As DRaaS allows a business’s information system to be completely restored following a disaster by keeping data, applications, platforms, and operating systems replicated and backed up at an off-site server, it is evident that this cloud technology creates portable information systems. Additionally, many of these applications do not even need to be backed up or monitored by a DRaaS provider because they are being delivered as a service themselves. On-site hardware is no longer a necessary undertaking for all businesses. Virtual servers make all computer processes available despite the immediate presence of hardware. Perhaps this may eventually lead to virtual offices, but this of course ignores the value of bringing a team to a single location in order to promote collaboration and communication.
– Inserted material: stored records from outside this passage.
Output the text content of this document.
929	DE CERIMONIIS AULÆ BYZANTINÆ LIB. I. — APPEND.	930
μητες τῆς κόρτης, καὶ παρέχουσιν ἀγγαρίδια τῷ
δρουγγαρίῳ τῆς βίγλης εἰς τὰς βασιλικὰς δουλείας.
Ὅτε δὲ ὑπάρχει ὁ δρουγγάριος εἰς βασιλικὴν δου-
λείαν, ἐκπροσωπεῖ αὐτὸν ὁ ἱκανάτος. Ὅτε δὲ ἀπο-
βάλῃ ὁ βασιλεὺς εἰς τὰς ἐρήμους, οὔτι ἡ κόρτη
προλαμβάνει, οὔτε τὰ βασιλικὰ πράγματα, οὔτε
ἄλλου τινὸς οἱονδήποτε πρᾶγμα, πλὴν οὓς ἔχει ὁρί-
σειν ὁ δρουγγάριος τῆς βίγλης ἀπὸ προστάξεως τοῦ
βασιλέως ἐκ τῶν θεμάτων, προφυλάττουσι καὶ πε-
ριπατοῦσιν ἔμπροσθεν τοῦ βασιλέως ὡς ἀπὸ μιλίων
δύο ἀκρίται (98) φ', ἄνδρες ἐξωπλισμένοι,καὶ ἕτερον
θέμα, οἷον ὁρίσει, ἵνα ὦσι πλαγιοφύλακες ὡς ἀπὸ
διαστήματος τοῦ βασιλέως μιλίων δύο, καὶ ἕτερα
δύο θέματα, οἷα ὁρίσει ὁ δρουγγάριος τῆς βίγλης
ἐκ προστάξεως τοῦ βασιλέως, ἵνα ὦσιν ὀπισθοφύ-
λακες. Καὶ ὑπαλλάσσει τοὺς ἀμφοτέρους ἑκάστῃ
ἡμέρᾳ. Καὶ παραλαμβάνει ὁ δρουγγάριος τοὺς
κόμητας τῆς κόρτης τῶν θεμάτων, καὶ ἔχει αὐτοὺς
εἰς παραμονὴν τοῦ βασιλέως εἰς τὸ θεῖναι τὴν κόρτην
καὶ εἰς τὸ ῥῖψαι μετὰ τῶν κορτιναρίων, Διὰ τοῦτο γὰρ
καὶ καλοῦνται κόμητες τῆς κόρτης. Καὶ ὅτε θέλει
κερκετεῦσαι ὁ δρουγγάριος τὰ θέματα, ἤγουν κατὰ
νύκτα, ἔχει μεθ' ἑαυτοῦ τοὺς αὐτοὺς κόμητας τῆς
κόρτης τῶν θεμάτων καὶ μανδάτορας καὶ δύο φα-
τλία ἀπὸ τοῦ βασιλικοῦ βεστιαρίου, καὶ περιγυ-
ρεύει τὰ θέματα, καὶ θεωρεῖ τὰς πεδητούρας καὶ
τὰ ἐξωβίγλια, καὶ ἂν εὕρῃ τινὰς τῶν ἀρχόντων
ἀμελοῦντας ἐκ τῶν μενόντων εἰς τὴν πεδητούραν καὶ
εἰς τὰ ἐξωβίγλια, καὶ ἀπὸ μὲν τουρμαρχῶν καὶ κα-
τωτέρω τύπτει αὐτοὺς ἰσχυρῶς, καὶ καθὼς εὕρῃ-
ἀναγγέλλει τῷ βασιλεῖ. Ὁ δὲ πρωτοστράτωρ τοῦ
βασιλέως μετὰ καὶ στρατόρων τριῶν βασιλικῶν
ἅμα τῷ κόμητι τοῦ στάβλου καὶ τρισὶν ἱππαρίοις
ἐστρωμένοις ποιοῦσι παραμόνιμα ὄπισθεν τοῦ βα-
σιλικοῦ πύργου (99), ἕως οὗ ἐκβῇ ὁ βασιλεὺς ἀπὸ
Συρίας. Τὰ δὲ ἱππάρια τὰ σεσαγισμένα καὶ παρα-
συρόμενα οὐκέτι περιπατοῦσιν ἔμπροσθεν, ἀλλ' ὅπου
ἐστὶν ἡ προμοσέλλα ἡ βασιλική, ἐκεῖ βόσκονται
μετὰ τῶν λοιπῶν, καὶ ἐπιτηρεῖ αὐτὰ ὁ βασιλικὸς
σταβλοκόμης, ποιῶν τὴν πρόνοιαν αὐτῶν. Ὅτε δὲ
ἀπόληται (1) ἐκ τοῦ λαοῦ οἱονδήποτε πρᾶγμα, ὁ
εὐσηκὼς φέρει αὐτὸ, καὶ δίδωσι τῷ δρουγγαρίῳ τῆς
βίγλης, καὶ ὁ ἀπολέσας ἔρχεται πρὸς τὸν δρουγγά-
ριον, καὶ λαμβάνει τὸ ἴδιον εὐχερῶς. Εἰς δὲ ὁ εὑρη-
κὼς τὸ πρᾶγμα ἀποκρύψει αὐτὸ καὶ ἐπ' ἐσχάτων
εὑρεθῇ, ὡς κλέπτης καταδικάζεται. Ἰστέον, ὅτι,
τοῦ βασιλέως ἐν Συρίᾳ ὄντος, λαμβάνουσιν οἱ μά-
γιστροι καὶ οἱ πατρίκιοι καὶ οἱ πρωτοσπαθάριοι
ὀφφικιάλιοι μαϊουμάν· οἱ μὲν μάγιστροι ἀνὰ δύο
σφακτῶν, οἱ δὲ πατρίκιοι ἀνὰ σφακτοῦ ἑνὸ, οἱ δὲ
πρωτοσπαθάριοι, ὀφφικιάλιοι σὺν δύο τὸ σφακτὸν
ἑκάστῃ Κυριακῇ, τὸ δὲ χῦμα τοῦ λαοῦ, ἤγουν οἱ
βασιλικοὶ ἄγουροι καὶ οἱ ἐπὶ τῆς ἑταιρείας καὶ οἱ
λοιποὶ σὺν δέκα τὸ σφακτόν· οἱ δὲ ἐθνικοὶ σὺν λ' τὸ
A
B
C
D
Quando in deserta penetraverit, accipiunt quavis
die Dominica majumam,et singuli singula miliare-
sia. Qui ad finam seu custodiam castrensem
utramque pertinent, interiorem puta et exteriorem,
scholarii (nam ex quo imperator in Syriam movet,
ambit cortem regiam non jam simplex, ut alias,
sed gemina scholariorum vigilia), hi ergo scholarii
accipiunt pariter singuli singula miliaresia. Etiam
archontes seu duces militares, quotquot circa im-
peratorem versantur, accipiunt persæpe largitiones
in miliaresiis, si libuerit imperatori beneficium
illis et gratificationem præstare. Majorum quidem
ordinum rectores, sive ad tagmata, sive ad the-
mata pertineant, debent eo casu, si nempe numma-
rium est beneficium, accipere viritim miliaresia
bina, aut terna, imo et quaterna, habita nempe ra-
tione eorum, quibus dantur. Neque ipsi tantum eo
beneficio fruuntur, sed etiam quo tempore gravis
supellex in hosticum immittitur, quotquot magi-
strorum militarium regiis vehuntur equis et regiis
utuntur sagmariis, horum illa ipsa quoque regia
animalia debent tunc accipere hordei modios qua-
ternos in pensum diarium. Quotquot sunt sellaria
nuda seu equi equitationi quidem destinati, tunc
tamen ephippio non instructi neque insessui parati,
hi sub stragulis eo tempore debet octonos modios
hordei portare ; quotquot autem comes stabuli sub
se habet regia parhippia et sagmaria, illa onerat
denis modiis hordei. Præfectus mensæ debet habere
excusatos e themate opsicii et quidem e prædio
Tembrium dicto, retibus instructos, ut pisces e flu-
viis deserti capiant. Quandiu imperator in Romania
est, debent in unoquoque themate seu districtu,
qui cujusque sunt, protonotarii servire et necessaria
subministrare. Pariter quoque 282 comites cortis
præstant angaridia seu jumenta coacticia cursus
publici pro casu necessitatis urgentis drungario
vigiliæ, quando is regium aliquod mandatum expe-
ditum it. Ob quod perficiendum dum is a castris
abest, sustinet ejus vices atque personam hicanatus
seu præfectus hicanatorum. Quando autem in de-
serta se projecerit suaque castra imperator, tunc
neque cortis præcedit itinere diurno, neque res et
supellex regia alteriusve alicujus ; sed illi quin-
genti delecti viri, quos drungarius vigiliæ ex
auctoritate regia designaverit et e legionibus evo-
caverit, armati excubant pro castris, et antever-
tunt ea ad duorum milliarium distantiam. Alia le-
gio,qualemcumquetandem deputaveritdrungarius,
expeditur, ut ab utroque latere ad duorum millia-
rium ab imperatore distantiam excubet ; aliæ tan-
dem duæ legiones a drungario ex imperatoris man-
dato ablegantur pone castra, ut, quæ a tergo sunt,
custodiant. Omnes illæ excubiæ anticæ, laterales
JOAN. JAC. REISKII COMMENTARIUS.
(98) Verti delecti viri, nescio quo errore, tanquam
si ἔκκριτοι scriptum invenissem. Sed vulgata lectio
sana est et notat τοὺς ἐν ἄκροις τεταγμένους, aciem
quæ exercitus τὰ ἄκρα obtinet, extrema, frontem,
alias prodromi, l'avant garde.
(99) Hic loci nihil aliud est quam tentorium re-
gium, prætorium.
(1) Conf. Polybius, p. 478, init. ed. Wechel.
Regardless, mobility is an asset that makes office relocation, travel, and working from home far more feasible. These are important options to have especially in the context of the unpredictability of disaster. Ultimately, DRaaS clearly demonstrates that information systems are developing rapidly and creating an IT industry that relies heavily on knowing which cloud services, security solutions, and device integration options to utilize.
As mentioned before, cloud services are eliminating the need for on-site hardware. Although this may raise the alarms of a small business that does not want to be the victim of a malicious security threat while simultaneously building itself from the ground up, this can mean lower costs and a more comprehensible information system. More cloud services also means a changing role for IT service providers. Whereas previously IT consulting firms may have been responsible for organizing and maintaining a business’s hardware and server system, IT service providers now need to focus on device management, cloud services, and security. This may, however, lead to IT consulting becoming a more popular industry as small businesses will simply be looking for expert guidance rather than a manager for their entire information system. Of course, these services are not simply for small businesses. Cloud “as a service” packages often include basic to enterprise options that range drastically in price and capability. While large businesses may have a greater capacity for data storage and server management, cloud services themselves can be invaluable for businesses of all size.
DRaaS providers’ integration of the cloud model into IT restoration has truly redefined what a disaster means. In the past, disasters have crippled countless businesses to the point of no return. Those that have yet to upgrade their disaster recovery solution may still become a victim of the same fate. Technology of this sort, however, has the ability to truly make a disaster inconsequential. Of course, this is not true for all disasters, as they come in many shapes and sizes, and simply because an information system is being held off-site does not make that location invulnerable to disaster as well. As a result, data is constantly being replicated and moved around in order to ensure that a business’s failure is not the result of something that is out of its control. Security concerns are naturally raised by this issue, but those can provoke competition among DRaaS providers as they attempt to supply an effective and secure service. Overall, this new industry demonstrates not only the prowess of developing information technology but also changes the meaning of the word disaster entirely. As information systems are moved to the cloud, technology replacement may now be the greatest consequence of a disaster. Perhaps a disaster is becoming more of an inconvenience than a death sentence, and disaster recovery is being replaced by disaster evasion.